Senate passes annual defense bill, teeing up showdown with House
The Senate on Thursday night passed its version of the National Defense Authorization Act (NDAA), teeing up a looming effort to find a deal on a compromise bill that satisfies the Democratic Senate and Republican House.
Senators voted 86-11 on the bill, which authorizes a topline figure of $886 billion for fiscal 2024, the total that was included in the debt ceiling deal struck between the Biden administration and House Republicans.
The package passed with little drama after the Senate kicked off consideration of the bill and amendments early last week. Senate Majority Leader Chuck Schumer (D-N.Y.) has repeatedly called on the chamber to move the process along in a bipartisan fashion.
Six Democrats — Sens. Cory Booker (N.J.), Ed Markey (Mass.), Jeff Merkley (Ore.), Elizabeth Warren (Mass.), Peter Welch (Vt.) and Ron Wyden (Ore.) — voted against the bill, along with Sen. Bernie Sanders (I-Vt.). Four Republicans also opposed the package: Sens. Mike Braun (Ind.), Mike Lee (Utah), Rand Paul (Ky.) and JD Vance (Ohio).
Schumer was trying to avoid anything resembling what took place in the House, when Republicans passed a version of the bill that included a number of GOP-led provisions, turning the normally bipartisan annual affair into a near-party-line vote.
Among them are items that would block the Pentagon’s new policy that covers travel costs for military members who seek abortions, take aim at military diversity programs and bar funding for surgeries and hormone treatments for transgender troops.

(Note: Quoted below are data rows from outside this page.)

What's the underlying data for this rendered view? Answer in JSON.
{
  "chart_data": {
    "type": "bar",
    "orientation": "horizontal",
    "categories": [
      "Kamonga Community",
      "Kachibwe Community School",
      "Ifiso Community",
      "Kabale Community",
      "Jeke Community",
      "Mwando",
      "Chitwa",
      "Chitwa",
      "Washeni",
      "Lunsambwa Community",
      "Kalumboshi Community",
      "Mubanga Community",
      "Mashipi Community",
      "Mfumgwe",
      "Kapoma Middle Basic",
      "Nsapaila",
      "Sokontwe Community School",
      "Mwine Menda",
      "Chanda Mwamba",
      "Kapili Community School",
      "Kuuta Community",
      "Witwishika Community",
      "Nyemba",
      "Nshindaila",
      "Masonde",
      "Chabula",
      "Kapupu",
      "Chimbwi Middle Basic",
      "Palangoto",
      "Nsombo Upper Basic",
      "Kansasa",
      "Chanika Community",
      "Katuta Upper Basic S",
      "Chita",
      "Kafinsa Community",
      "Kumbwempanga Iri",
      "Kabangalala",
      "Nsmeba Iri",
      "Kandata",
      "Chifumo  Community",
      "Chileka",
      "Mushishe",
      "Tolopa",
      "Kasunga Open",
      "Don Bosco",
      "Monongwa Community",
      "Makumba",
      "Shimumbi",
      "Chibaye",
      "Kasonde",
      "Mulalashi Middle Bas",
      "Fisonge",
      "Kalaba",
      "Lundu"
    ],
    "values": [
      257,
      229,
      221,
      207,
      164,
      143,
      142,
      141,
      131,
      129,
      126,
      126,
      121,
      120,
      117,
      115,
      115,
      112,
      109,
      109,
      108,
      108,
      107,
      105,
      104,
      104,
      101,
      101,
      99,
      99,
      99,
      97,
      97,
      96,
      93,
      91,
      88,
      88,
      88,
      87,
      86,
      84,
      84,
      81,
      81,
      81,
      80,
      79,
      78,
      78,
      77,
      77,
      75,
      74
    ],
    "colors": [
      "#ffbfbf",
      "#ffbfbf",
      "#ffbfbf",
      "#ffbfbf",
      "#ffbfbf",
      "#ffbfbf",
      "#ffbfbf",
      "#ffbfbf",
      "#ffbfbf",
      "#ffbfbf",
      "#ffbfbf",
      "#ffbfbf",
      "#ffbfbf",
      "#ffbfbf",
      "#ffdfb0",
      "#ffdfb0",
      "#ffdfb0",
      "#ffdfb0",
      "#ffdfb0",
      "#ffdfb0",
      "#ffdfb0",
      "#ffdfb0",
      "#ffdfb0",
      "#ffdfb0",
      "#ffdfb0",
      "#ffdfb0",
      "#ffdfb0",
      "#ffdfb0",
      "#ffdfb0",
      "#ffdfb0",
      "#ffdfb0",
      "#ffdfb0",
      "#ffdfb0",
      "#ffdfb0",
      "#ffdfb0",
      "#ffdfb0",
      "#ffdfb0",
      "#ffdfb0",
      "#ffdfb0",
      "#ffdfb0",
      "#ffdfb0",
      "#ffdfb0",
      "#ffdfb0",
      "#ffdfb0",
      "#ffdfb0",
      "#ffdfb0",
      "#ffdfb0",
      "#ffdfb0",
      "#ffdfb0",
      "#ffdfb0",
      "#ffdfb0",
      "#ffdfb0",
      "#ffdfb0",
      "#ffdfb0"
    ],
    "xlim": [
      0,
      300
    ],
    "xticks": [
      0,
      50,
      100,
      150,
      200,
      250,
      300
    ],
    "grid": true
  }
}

“We’ve had an open and constructive amendment process for the NDAA, with both sides … working together in good faith. This is exactly how the process for the NDAA should look: bipartisan [and] cooperative,” Schumer said on the Senate floor Thursday morning.
“What’s happening in the Senate is a stark contrast to the partisan race to the bottom we saw in the House,” Schumer said, noting that many of the items they included have little chance of being included in a final version later this year. “House Republicans should look to the Senate to see how things get done. … They are throwing on the floor partisan legislation that has no chance of passing. The contrast is glaring.”
Included in the bill is a 5.2 percent pay increase for military personnel, $9.1 billion for various measures aimed at competitiveness with China and $300 million for Ukraine.
Schumer on Thursday evening locked in a time agreement in order to finish work as lawmakers were champing at the bit to start the August recess, which will begin Friday and last through Labor Day weekend.
Senators wrapped up work Thursday and voted on a series of amendments, having OK’d 25 amendments overall for the NDAA. Lawmakers also greenlighted a second manager’s package that includes 49 more amendments.
While the process went smoothly this time around, the real show will be in the coming months, as both chambers attempt to reconcile the two proposals and pass an overall NDAA package that can emerge through the Senate with the requisite 60 votes.
Already, things are tilting in the Senate’s direction, as provisions related to abortion and the culture wars are expected to be watered down. A final bill will need to be nailed down by the time members leave for Christmas.
However, the process did not go off without any hitches. An effort led by Sen. Amy Klobuchar (D-Minn.) to attach an item to give permanent residency to roughly 80,000 Afghans who’ve come to the U.S. following the country’s fall two years ago failed over opposition from top Republicans.
Sen. Tom Cotton (R-Ark.) maintained a hold on Klobuchar’s bill, with Senate Republicans arguing that while they support the idea generally, the Minnesota Democrat’s proposal was too broad. Cotton has a bill of his own he is pushing that would create a pathway to residency for Afghan evacuees, but it would hamper the ability of the president to grant humanitarian parole.
“This is our moment,” Klobuchar said on the Senate floor Wednesday night. “We have had two years to show the world whether or not we’re going to stand with those that stood with us. … The decision we make right now of whether we live up to the covenant we made to our Afghan allies is going to reverberate militarily and diplomatically for longer than any of us will serve in this body,”
One Senate Republican told The Hill that while Klobuchar’s Afghan Adjustment bill was unsuccessful this go-around, a limited version will likely make its way into the final NDAA product later this year.